One API that seems to be missing from List(Of T) is a BinaryInsert method.  Especially since there is already a BinarySearch method.

Binary insert is a method for inserting a value into an already sorted list.  Since the list is already sorted we can do a binary search to find the appropriate place to insert.  The insert keeps the list sorted so the cost of a binary insert is just the cost of the search which is O(Log(N)). 

An alternative method for keeping a sorted list sorted is to insert and then resort.  Most sorting algorithms have a cost of O(N*Log(N)).  In other words it's N times more expensive.

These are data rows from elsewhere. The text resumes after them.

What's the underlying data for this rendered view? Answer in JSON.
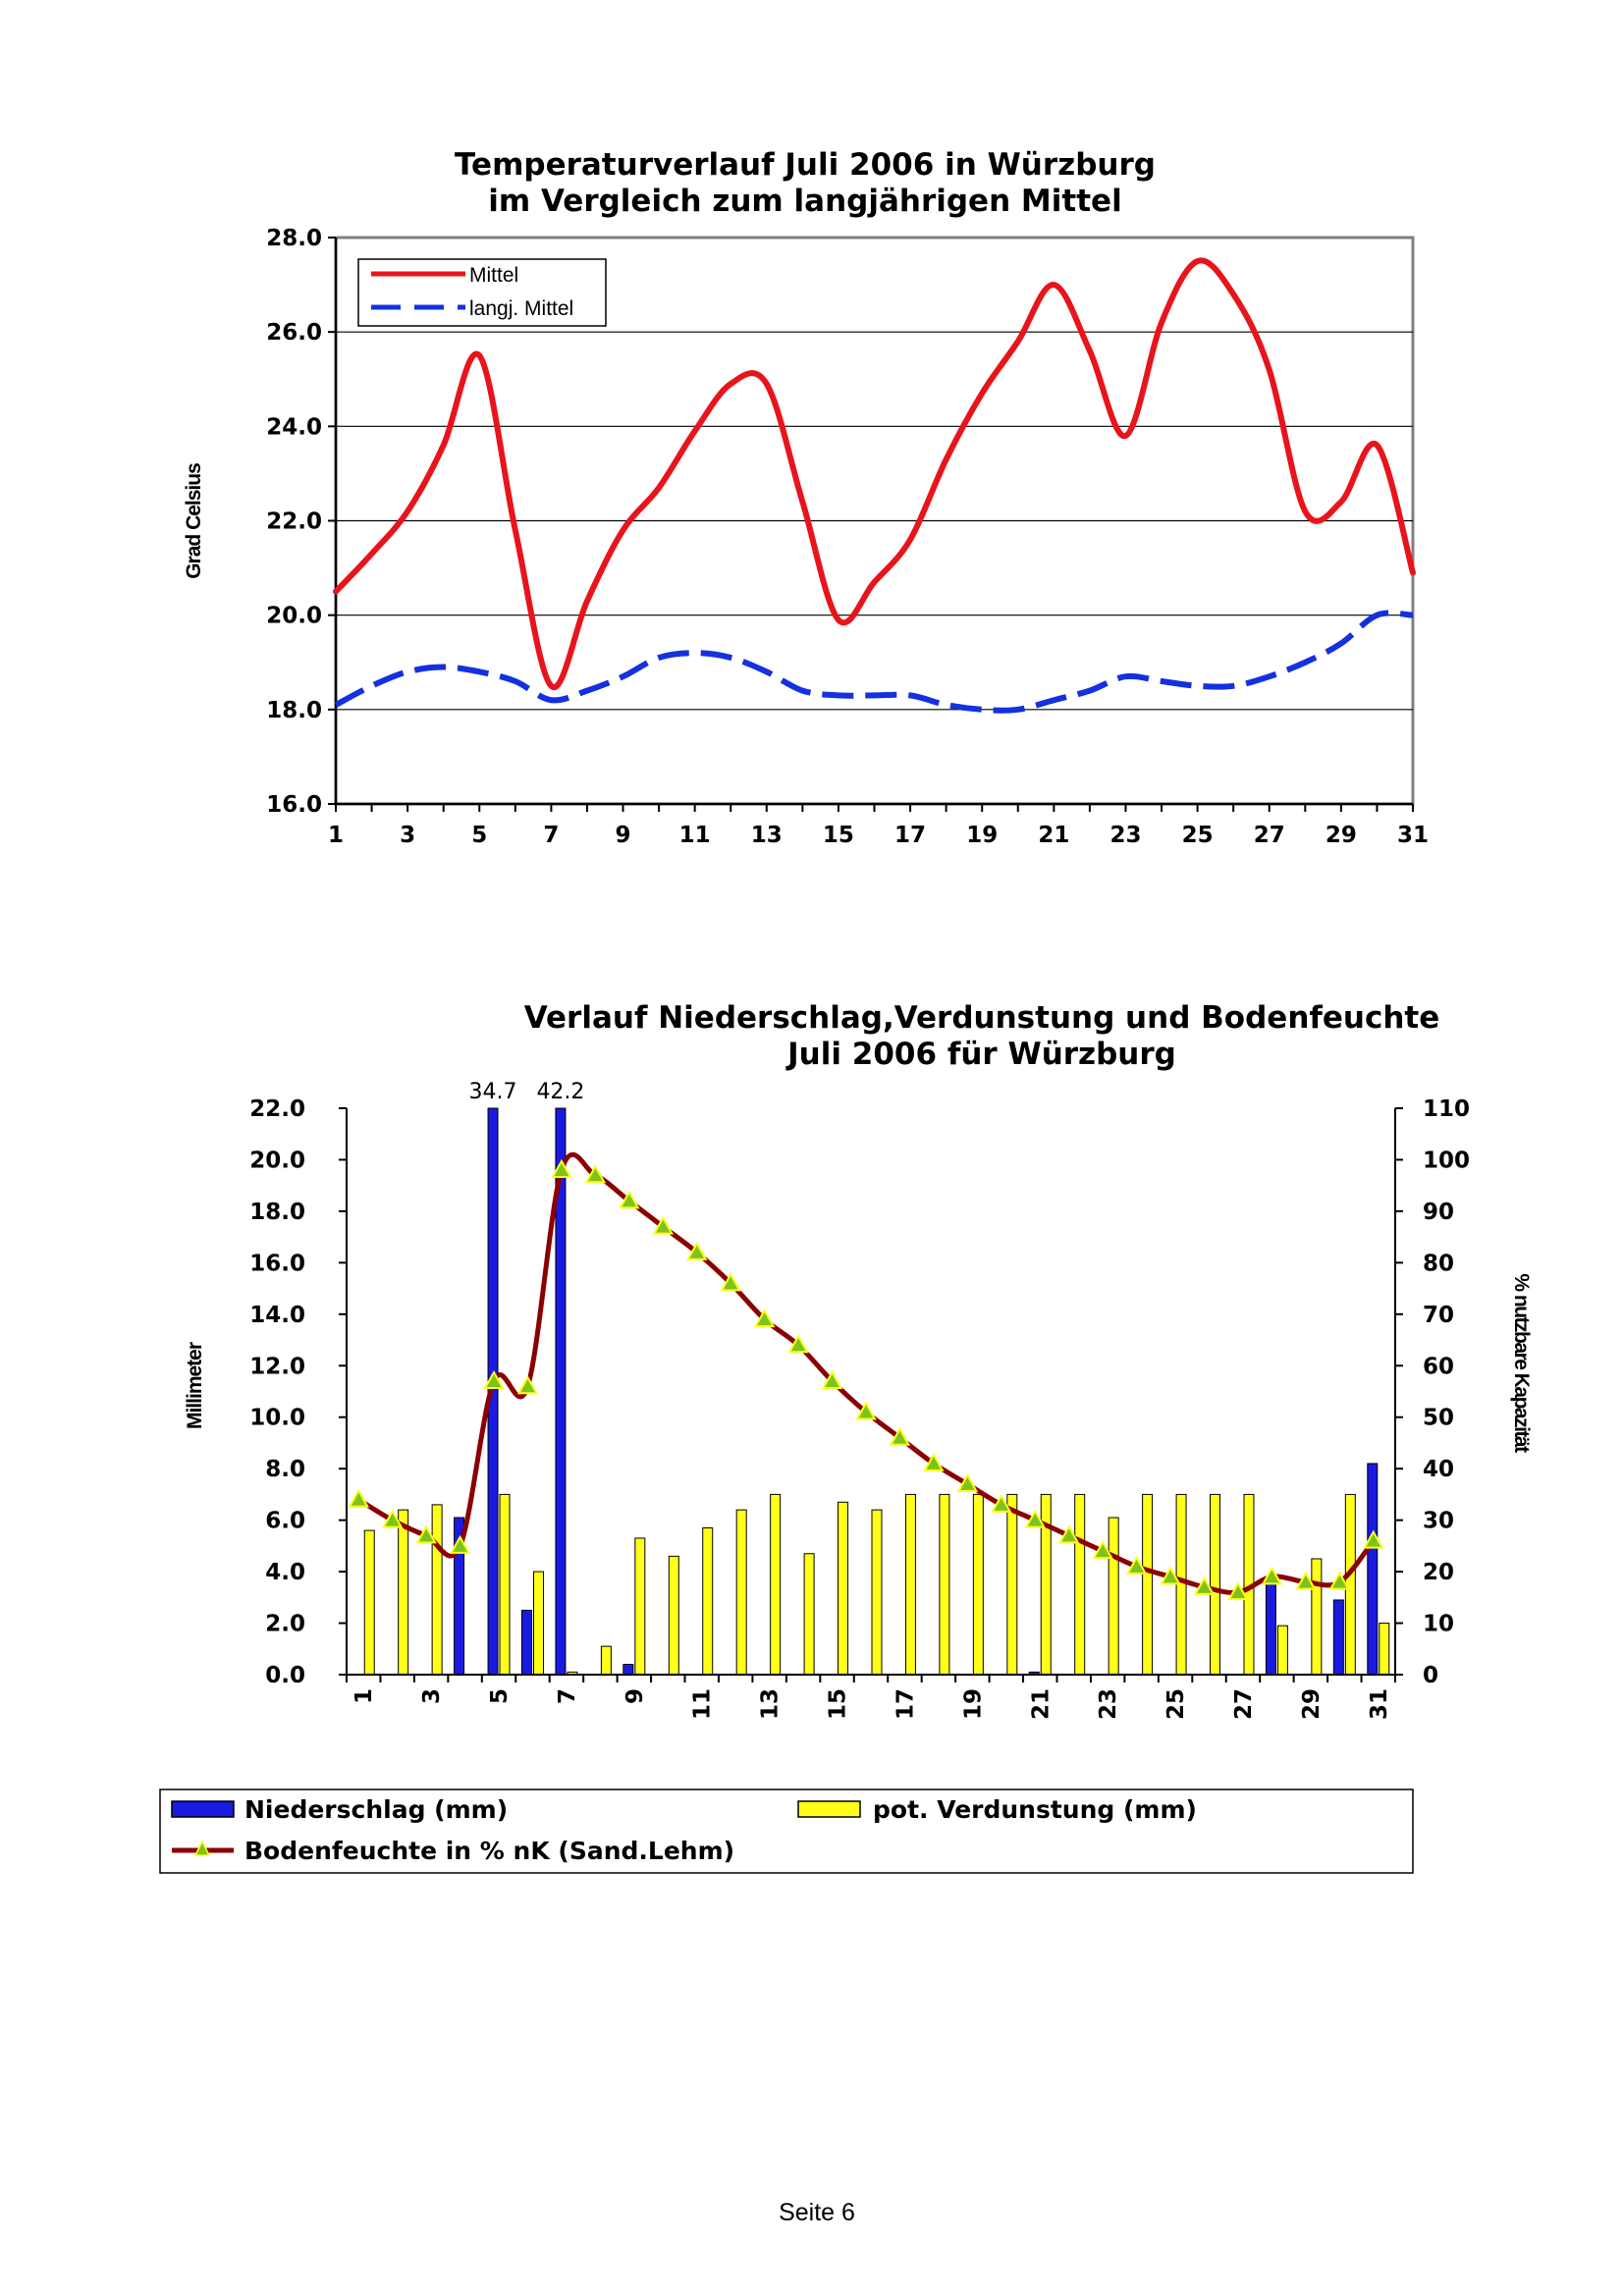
{
  "page": {
    "footer": "Seite 6"
  },
  "chart_data": [
    {
      "type": "line",
      "title": "Temperaturverlauf Juli 2006 in Würzburg",
      "subtitle": "im Vergleich zum langjährigen Mittel",
      "ylabel": "Grad Celsius",
      "xlabel": "",
      "ylim": [
        16.0,
        28.0
      ],
      "yticks": [
        "16.0",
        "18.0",
        "20.0",
        "22.0",
        "24.0",
        "26.0",
        "28.0"
      ],
      "xtick_labels": [
        "1",
        "3",
        "5",
        "7",
        "9",
        "11",
        "13",
        "15",
        "17",
        "19",
        "21",
        "23",
        "25",
        "27",
        "29",
        "31"
      ],
      "grid": true,
      "legend_position": "top-left",
      "x": [
        1,
        2,
        3,
        4,
        5,
        6,
        7,
        8,
        9,
        10,
        11,
        12,
        13,
        14,
        15,
        16,
        17,
        18,
        19,
        20,
        21,
        22,
        23,
        24,
        25,
        26,
        27,
        28,
        29,
        30,
        31
      ],
      "series": [
        {
          "name": "Mittel",
          "color": "#e8141c",
          "style": "solid",
          "values": [
            20.5,
            21.3,
            22.2,
            23.6,
            25.5,
            21.8,
            18.5,
            20.3,
            21.8,
            22.7,
            23.9,
            24.9,
            24.9,
            22.4,
            19.9,
            20.7,
            21.6,
            23.3,
            24.7,
            25.8,
            27.0,
            25.6,
            23.8,
            26.2,
            27.5,
            26.8,
            25.2,
            22.2,
            22.4,
            23.6,
            20.9
          ]
        },
        {
          "name": "langj. Mittel",
          "color": "#1430e0",
          "style": "dashed",
          "values": [
            18.1,
            18.5,
            18.8,
            18.9,
            18.8,
            18.6,
            18.2,
            18.4,
            18.7,
            19.1,
            19.2,
            19.1,
            18.8,
            18.4,
            18.3,
            18.3,
            18.3,
            18.1,
            18.0,
            18.0,
            18.2,
            18.4,
            18.7,
            18.6,
            18.5,
            18.5,
            18.7,
            19.0,
            19.4,
            20.0,
            20.0
          ]
        }
      ]
    },
    {
      "type": "bar",
      "title": "Verlauf Niederschlag,Verdunstung und Bodenfeuchte",
      "subtitle": "Juli 2006 für Würzburg",
      "ylabel": "Millimeter",
      "y2label": "% nutzbare Kapazität",
      "ylim": [
        0.0,
        22.0
      ],
      "y2lim": [
        0,
        110
      ],
      "yticks": [
        "0.0",
        "2.0",
        "4.0",
        "6.0",
        "8.0",
        "10.0",
        "12.0",
        "14.0",
        "16.0",
        "18.0",
        "20.0",
        "22.0"
      ],
      "y2ticks": [
        "0",
        "10",
        "20",
        "30",
        "40",
        "50",
        "60",
        "70",
        "80",
        "90",
        "100",
        "110"
      ],
      "xtick_labels": [
        "1",
        "3",
        "5",
        "7",
        "9",
        "11",
        "13",
        "15",
        "17",
        "19",
        "21",
        "23",
        "25",
        "27",
        "29",
        "31"
      ],
      "grid": false,
      "legend_position": "bottom",
      "x": [
        1,
        2,
        3,
        4,
        5,
        6,
        7,
        8,
        9,
        10,
        11,
        12,
        13,
        14,
        15,
        16,
        17,
        18,
        19,
        20,
        21,
        22,
        23,
        24,
        25,
        26,
        27,
        28,
        29,
        30,
        31
      ],
      "series": [
        {
          "name": "Niederschlag (mm)",
          "color": "#1a1ae0",
          "kind": "bar",
          "axis": "left",
          "values": [
            0,
            0,
            0,
            6.1,
            34.7,
            2.5,
            42.2,
            0,
            0.4,
            0,
            0,
            0,
            0,
            0,
            0,
            0,
            0,
            0,
            0,
            0,
            0.1,
            0,
            0,
            0,
            0,
            0,
            0,
            3.6,
            0,
            2.9,
            8.2
          ],
          "value_labels": [
            "",
            "",
            "",
            "",
            "34.7",
            "",
            "42.2",
            "",
            "",
            "",
            "",
            "",
            "",
            "",
            "",
            "",
            "",
            "",
            "",
            "",
            "",
            "",
            "",
            "",
            "",
            "",
            "",
            "",
            "",
            "",
            ""
          ]
        },
        {
          "name": "pot. Verdunstung (mm)",
          "color": "#ffff1a",
          "kind": "bar",
          "axis": "left",
          "values": [
            5.6,
            6.4,
            6.6,
            0,
            7.0,
            4.0,
            0.1,
            1.1,
            5.3,
            4.6,
            5.7,
            6.4,
            7.0,
            4.7,
            6.7,
            6.4,
            7.0,
            7.0,
            7.0,
            7.0,
            7.0,
            7.0,
            6.1,
            7.0,
            7.0,
            7.0,
            7.0,
            1.9,
            4.5,
            7.0,
            2.0
          ]
        },
        {
          "name": "Bodenfeuchte in % nK (Sand.Lehm)",
          "color": "#8b0000",
          "marker_color": "#7cc41c",
          "kind": "line",
          "axis": "right",
          "values": [
            34,
            30,
            27,
            25,
            57,
            56,
            98,
            97,
            92,
            87,
            82,
            76,
            69,
            64,
            57,
            51,
            46,
            41,
            37,
            33,
            30,
            27,
            24,
            21,
            19,
            17,
            16,
            19,
            18,
            18,
            26
          ]
        }
      ]
    }
  ]
}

Yet this API doesn't exist.  No matter.  We can quickly fix this problem with a couple of extension methods. 

 Public Module Extensions

    <Extension()> _
    Public Sub BinaryInsert(Of T)(ByVal list As List(Of T), ByVal value As T, ByVal comp As IComparer(Of T))
        list.BinaryInsert(value, comp, 0, list.Count)
    End Sub

    <Extension()> _
    Public Sub BinaryInsert(Of T)(ByVal list As List(Of T), _
                                  ByVal value As T, _
                                  ByVal comparer As IComparer(Of T), _
                                  ByVal iStart As Integer, _
                                  ByVal iEnd As Integer)
        While iStart < iEnd
            Dim len = iEnd - iStart
            Dim iMiddle = iStart + (len \ 2)
            Dim comp = comparer.Compare(value, list(iMiddle))
            If 0 = comp Then
                iStart = iMiddle
                Exit While
            ElseIf comp < 0 Then
                iEnd = iMiddle
            Else
                iStart = iMiddle + (len Mod 2)
            End If
        End While
        list.Insert(iStart, value)
    End Sub

End Module

Comments

  • Anonymous
    March 31, 2008
    Interesting method! I have two questions though. The first is why not use the built in "BinarySearch" method that you mentioned since its return value is an indicator of where it should go if it couldn't find it. More precisely, "a negative number that is the bitwise complement of the index of the next element that is larger than item or, if there is no larger element, the bitwise complement of Count." This way, you leverage the framework's built in BinarySearch and get advantages of things like a default comparer. This gives you: <Extension()> _ Public Sub BinaryInsert(Of T)(ByVal list As List(Of T), ByVal value As T)    BinaryInsert(list, value, Nothing) End Sub <Extension()> _ Public Sub BinaryInsert(Of T)(ByVal list As List(Of T), ByVal value As T, ByVal comp As IComparer(Of T))   Dim insertLocation As Integer = list.BinarySearch(0, list.Count, value, comp)   If insertLocation < 0 Then        ' Bitwise negate it to get the actual spot        insertLocation = insertLocation Xor -1    End If    list.Insert(insertLocation, value) End Sub However, since List(Of T) is implemented internally as an array, an insert anywhere besides the end of the list will grow the internal array and then call Array.Copy for the remainder of the array (after the insert index). So, you're going to have O(log n) for the search and O(n) for the copy yielding a total of O(n), which is still better than the O(n log n) for insert/sort though.

  • Anonymous
    March 31, 2008
    Unluckily the .Insert-Statement of a List is O(n) because it has to move on average n/2 elements for the insert. So the BinaryInsert-Function is also only O(n) and not O(log(n)).

  • Anonymous
    March 31, 2008
    Jeff, For the first question yes, it would be more effecient to implement by using the Xor'd result of BinarySearch.  Originally I did some poking into that API but I misread the documentation and thought it returned a non-useful negative number.   Second, yes the Array.Copy does move it above O(LogN).  The rest of this post should be taken with the caveat that I am not a big perf guy :).  AFAIK, Array.Copy eventually maps to memcpy.  I don't believe once it hits the processor that it has O(N) complexity but they key word there is believe.  I did a little poking around and couldn't find a definitive answer one way or the other.  But the end result is yes it will have closer to O(N) rather than O(LogN).